On Saturday, Feb. 17, the Northern Regional Maine Association of Interdependent Neighborhoods (MAIN) held its monthly meeting at the Sharing Place Community Center in Talmar Wood from noon to 2 p.m. The meeting follows announcements on FirstClass to find student-residents of Talmar Wood who have had problems with the living conditions in the units and the maintenance work of the Housing Foundation.
The Housing Foundation is a “private, not-for-profit, whose mission is to develop and maintain affordable housing for low-income residents,” according to Housing Foundation executive director Duska Hayman.
Northern Regional MAIN was founded in 1999 to work “locally on issues that affect low-income families – our families,” according to one of their pamphlets. At the meeting held on Saturday, about seven residents of Talmar and three representatives from Northern Regional MAIN – all former residents of Talmar – were in attendance.
During the meeting, which was chaired by Northern Regional MAIN president and former Talmar resident Laura Moore, the residents filled out tenant documentation forms and got a chance to air their grievances with the maintenance of the Talmar Wood units. At the end of the meeting, paralegal and Maine Equal Justice Partners representative Chris Rusnov spoke to the residents and addressed their concerns. Maine Equal Justice Partners is a non-profit organization that works in a variety of ways to improve the conditions of low-income Maine residents.
Concerns expressed during the meeting included insects, mold and condensation in the units, cars illegally parked which do not get towed, charges made to the residents for maintenance that should be covered by the Housing Foundation and attempts by the Housing Foundation to wrongfully keep the security deposits of residents who move out.
Mold was the biggest issue, with four current residents and one former resident recounting their experiences with it.
Jamie Dorman, a current Talmar resident who is allergic to mold, said, “I’m concerned mostly for my kids. If it’s my health it’s one thing; when it’s my kids’ it’s another.” Dorman said that maintenance has taken care of the mold once, replacing Sheetrock in her closet, but the problem has been recurring.

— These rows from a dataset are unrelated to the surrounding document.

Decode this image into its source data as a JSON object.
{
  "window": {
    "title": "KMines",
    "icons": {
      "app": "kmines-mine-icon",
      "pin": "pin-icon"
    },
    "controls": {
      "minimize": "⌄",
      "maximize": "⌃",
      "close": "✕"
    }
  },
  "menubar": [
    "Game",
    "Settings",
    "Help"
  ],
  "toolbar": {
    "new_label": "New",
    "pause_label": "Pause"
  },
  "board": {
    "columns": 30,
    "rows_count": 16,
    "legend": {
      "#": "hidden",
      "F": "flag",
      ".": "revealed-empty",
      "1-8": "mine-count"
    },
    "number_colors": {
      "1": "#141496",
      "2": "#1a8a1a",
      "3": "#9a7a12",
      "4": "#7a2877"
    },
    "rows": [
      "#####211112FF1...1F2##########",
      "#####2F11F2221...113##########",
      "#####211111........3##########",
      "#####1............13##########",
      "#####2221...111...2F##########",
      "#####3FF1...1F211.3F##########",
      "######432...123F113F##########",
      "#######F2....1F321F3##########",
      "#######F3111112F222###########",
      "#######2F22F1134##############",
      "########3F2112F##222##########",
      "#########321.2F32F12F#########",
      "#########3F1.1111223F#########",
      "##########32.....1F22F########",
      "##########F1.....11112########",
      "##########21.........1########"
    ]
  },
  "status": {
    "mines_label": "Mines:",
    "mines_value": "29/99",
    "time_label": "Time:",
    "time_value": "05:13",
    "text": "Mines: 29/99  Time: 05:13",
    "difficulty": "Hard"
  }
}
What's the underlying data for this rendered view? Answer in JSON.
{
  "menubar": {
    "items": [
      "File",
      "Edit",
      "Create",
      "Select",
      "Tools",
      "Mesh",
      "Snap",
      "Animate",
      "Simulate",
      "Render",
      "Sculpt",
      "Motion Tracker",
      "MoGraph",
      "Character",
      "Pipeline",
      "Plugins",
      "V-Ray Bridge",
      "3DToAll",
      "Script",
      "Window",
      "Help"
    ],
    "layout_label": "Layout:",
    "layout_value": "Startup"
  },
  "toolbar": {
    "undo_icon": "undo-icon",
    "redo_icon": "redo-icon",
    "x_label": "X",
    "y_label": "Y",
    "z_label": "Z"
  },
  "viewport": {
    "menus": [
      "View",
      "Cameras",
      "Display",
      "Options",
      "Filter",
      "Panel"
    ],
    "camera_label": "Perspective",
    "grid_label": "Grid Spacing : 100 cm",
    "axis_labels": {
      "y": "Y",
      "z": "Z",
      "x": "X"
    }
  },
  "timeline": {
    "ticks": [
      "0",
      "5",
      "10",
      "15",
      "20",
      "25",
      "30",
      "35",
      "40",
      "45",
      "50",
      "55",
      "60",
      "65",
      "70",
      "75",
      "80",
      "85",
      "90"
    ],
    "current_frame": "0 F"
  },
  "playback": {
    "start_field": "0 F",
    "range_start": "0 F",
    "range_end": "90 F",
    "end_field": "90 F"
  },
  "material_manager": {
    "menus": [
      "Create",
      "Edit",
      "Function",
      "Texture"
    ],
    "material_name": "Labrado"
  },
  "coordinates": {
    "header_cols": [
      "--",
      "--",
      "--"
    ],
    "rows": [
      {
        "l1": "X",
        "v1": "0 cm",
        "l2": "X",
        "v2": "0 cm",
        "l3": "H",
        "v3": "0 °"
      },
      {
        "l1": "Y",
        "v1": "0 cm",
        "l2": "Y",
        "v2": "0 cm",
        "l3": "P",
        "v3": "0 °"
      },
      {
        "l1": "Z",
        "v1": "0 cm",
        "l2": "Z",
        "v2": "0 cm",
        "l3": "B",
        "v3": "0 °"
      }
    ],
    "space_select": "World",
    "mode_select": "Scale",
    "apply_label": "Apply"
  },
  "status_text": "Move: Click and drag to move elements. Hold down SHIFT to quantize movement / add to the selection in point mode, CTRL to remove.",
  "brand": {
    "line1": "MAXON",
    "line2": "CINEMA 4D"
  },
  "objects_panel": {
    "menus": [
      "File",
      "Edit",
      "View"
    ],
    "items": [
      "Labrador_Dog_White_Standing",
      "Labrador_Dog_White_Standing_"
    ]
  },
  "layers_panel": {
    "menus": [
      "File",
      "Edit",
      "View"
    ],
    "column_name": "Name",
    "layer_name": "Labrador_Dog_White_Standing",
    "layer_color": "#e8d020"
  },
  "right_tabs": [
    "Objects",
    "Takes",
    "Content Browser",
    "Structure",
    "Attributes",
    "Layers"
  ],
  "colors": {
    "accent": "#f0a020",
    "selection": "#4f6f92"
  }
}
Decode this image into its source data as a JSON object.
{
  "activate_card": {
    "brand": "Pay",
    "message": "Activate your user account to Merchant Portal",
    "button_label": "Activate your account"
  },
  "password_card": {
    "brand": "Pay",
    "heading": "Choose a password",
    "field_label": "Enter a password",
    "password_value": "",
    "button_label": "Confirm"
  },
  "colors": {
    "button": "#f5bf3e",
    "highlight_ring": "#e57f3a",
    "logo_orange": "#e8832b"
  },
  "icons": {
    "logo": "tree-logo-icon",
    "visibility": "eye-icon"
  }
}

In an interview, Hayman stressed the importance of residents alerting maintenance with their problems.
“If a person has an issue, what I hope they would do is contact our maintenance department. If there is an issue, it is my hope that it would be handled properly,” Hayman said.
When asked about the issues with mold, which current Talmar resident Jessica Leonard said has to be tested by the tenants to determine whether it is dangerous, Hayman said, “We [the Housing Foundation] would [test it] if we felt that there’s a reason to test it. I think it’s important to realize that mold comes in many different forms … The common household type of mold isn’t dangerous, it’s merely unsightly.”
At the end of the meeting, Rusnov spoke to the residents, giving them advice on how to best address their issues with the Housing Foundation and an update on current legislation pending in the Maine legislature that could affect low-income residents.
Some residents at the meeting expressed concern that the Housing Foundation would not be receptive to their concerns. Rusnov addressed how many of the residents felt about meeting with MAIN when she said “The beauty of doing it as a group is, you don’t get singled out.”
After Rusnov spoke, Moore handed out extra copies of the tenant documentation forms, encouraging residents to distribute them to their neighbors and gather more attendees for next month’s meeting, to be held on the third Saturday of March.
“Let them know it’s not just low-income. Tenant’s rights are tenant’s rights.”